Hello Brittle Paperians. Happy New Year! This is our weekly reminder to check in on your TBR list and see what might be missing. This week, we’re spotlighting We Inherit the Fire by Kagiso Lesego Molope. The book was published by McClelland & Stewart who Molope has said she really loved working with.
History is a complicated thing, and even more complicated is how we live with its aftershocks. We Inherit the Fire takes up the waning of apartheid through the intimate lives of people we often think of only as grand historical actors.
This is Molope’s fifth novel and continues her interest in examining South Africa’s history of violence, as well as the resistance against it. Molope is born and raised in South Africa and later based in Canada. We Inherit the Fire examines apartheid through the lives of women who survived it and in the children who grow up alongside its ghosts.
The novel is set in the late 1980s. In the background, the world watches as the public spectacle of apartheid’s end plays out. But the novel focuses on the relationship between a mother and her daughter. The mother, Kewame “Dolly” Malaka, is a celebrated freedom fighter. Her life has taken on the weight of resistance mythology. But what is it like to be a freedom fighter and a mother? Being a figure of history, one of those people who help bend the arc of justice so new worlds can come into being, has it costs for those who live and love these larger than life individuals.
Kewame’s daughter Kelelo is caught in all of this. She is child of a hero, which at the pivotal moment in her nation’s history sounds like a great thing. But she is also a teenage girl trying to navigate a new school and the complexities of growing up as a young woman while watching her mother confront her own memories of the struggle and her life as a political prisoner. What is the cost of survival? How does a woman built for resistance forge a new sense of self in a shifting world? And what does her daughter inherit in the process?

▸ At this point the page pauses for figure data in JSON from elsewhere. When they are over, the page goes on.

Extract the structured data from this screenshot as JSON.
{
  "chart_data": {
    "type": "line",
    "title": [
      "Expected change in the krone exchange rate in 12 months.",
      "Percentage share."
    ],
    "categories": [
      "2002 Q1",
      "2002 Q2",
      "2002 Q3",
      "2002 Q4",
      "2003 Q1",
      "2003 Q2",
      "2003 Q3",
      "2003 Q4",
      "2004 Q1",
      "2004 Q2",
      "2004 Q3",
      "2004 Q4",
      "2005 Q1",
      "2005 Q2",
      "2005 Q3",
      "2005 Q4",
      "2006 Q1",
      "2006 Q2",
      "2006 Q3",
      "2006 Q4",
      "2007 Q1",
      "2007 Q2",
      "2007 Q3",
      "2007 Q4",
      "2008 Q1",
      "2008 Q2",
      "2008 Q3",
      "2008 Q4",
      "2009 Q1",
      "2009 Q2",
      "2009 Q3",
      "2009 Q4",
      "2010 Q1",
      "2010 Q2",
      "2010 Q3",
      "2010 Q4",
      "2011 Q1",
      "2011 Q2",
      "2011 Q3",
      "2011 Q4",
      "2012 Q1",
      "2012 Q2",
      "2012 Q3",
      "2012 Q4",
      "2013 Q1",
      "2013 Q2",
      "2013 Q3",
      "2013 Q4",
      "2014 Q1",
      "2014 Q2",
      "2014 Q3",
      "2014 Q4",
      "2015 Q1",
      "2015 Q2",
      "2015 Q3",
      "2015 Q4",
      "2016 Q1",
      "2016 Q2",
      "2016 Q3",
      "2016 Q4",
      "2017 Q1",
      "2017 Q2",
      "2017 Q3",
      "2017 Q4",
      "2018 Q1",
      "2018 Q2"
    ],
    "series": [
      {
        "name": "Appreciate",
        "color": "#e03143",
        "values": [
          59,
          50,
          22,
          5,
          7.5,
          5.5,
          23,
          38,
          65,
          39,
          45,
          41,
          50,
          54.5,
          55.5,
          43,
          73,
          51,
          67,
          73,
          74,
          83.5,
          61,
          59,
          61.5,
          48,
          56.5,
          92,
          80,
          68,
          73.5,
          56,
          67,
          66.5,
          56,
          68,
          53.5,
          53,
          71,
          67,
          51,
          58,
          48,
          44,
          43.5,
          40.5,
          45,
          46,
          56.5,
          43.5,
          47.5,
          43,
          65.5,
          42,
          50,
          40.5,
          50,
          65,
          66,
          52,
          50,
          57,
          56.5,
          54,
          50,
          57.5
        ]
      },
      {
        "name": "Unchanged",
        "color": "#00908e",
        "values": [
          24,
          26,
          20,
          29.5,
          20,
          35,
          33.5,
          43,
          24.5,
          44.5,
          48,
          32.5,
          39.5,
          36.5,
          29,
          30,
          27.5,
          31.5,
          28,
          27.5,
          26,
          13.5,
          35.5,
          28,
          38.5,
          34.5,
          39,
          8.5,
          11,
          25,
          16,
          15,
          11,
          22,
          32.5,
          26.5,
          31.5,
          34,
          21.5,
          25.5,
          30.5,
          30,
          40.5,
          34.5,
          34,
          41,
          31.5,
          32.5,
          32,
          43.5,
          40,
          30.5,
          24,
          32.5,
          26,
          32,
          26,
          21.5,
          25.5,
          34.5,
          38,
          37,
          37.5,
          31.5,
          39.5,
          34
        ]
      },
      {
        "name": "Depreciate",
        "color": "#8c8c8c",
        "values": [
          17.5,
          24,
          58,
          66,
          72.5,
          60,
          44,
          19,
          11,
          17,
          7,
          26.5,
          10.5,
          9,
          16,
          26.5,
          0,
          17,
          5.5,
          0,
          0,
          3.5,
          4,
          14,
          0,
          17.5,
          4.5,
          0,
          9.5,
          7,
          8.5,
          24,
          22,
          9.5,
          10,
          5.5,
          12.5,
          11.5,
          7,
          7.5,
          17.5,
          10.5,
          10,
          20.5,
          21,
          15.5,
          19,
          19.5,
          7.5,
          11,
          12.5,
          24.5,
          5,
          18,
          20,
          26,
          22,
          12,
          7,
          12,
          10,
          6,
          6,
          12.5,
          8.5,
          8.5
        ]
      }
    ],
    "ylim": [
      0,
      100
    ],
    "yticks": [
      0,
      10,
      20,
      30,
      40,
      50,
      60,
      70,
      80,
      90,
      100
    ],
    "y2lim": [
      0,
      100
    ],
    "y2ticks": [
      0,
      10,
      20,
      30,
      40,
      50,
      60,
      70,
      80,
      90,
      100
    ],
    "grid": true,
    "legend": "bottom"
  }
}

It’s also worth mentioning that Molope has built a body of work that keeps returning to teenage girls as central characters. Several of her earlier novels are told through the lives of young women coming of age in moments of social and political intensity. Against this archive of work, Kelelo is part of a larger conversation Molope has been having for years about how we write the lives of young women. This makes We Inherit the Fire really interesting to follow.
If you’re drawn to stories about mothers and daughters, about political icons seen from the inside, and about the aftermath of collective struggle, this is one to add to your TBR list.